Maximum Beauty Overload:
Estée Lauder Pulls Out
All The Stops At Bloomingdale's

"Who's coming? The Queen?" a typically jaded New Yorker asked nobody in particular in response to the growing crowd on Bloomingdale's cosmetics floor.
"Gwyneth Paltrow," was the swift response, and the blasé shopper suddenly perked up, immediately understanding that the impending crowd frenzy was perfectly justified, rendering Gwyneth more important than a fusty, old Monarch.
It would otherwise have been just another sleepy July evening at 59th & Lex if the PR folks at Estée Lauder hadn't decided to bump up their promotional efforts a notch or three to launch their new fragrance, Sensuous. "Why have just one of our models make a personal appearance when we can have all four at once?" some executive must have thought, which is no mean feat when your stable of famous faces is led by an Oscar Winner coming off the biggest box-office hit of her career.
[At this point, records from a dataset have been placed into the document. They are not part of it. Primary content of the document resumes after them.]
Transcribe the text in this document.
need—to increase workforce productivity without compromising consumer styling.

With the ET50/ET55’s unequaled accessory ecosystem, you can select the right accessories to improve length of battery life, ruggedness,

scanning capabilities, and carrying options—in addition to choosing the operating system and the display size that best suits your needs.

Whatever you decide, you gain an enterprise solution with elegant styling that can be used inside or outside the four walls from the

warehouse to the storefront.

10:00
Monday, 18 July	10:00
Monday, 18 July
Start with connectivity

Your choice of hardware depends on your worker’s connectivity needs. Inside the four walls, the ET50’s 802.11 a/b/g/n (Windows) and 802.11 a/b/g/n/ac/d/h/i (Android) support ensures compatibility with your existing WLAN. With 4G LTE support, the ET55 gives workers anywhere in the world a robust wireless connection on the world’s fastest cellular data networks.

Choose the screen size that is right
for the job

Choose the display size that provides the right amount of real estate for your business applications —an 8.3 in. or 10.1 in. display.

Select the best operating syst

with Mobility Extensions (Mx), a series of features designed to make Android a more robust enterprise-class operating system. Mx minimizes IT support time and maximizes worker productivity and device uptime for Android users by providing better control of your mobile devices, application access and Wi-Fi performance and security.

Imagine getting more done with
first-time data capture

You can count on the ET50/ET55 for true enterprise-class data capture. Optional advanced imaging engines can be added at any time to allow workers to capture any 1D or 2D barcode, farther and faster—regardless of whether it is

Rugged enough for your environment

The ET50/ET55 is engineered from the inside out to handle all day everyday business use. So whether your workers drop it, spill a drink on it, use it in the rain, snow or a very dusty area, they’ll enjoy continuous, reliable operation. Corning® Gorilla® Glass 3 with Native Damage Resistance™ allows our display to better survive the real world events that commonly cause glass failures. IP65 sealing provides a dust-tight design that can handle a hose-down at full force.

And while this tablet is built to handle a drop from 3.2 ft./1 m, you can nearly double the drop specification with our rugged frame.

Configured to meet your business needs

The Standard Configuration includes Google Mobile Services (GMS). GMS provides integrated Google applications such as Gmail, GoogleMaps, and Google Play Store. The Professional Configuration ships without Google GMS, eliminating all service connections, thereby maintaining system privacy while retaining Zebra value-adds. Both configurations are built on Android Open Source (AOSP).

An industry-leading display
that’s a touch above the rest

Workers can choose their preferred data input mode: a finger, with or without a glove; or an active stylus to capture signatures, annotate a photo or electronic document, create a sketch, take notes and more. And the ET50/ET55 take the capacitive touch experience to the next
A casual visitor to the store would have found an unusually heavy presence of fragrance models dressed in identical white and purple blouses eagerly distributing matching scented ribbons (the latest alternative to a spritz in the face), while campaign images of the models were placed in every available space in the cosmetics department. Shortly before the 6:30 showtime, eager visitors assembled around the front of the department, while other shoppers were alternately annoyed or intrigued, and Bloomingdale's many tourists were simply bewildered. Surely, activity would be centered around the jewelry balcony which had been set up for signings with a table and four stools.
Of course, when La Paltrow, Elizabeth Hurley, Carolyn Murphy and Hilary Rhoda serenely but punctually glided through the main floor, looking as gorgeous as humanly possible amid cheers and flashbulbs, they settled on a press photo area next to the escalators, shielded from much of the floor, causing more crowd swooning and frenzied scrambling. Of course, they would have to make their way through the crowd again to the balcony, and yet somehow they magically reappeared in place on their stools as the press photographers aggressively shoved their ways through the mere fans to get prime spots on the unfortunately (for them) descending steps. Perhaps Supermodels really do have special powers.
Now seated, the quartet was introduced by a Lauder exec: Hilary, "our newest"; Gwyneth, "our Oscar winning superstar" (every cosmetics brand has one these days); Carolyn, "our Grace Kelly" and Elizabeth, "our longest standing model who has been with us for thirteen years, and whom we would love to have for thirteen more." Hurley quickly accepted the offer, no doubt calculating that it would bring her to her 56th year, a ripe age for a cosmetics spokesperson, especially when compared to the dewy 21 year old Hilary Rhoda. "I'll take it," she must have thought.
And so the tranquil team of beauties remained smiling but virtually silent and went about the business of autographing new perfume boxes for 200 early bird customers in line from the balcony to the upper reaches of the men's department downstairs as PR troops from Lauder and Bloomingdale's fluttered about, keeping a firm hand on the proceedings.
And an expert fragrance launch was completed, capping off a controversial 40 pages devoted to the four women in the July Harper's Bazaar. The four are estimated to have spurred $30,000 of perfume sales that evening. What does the fragrance smell like, after all?
We can't really remember. It seems so beside the point now.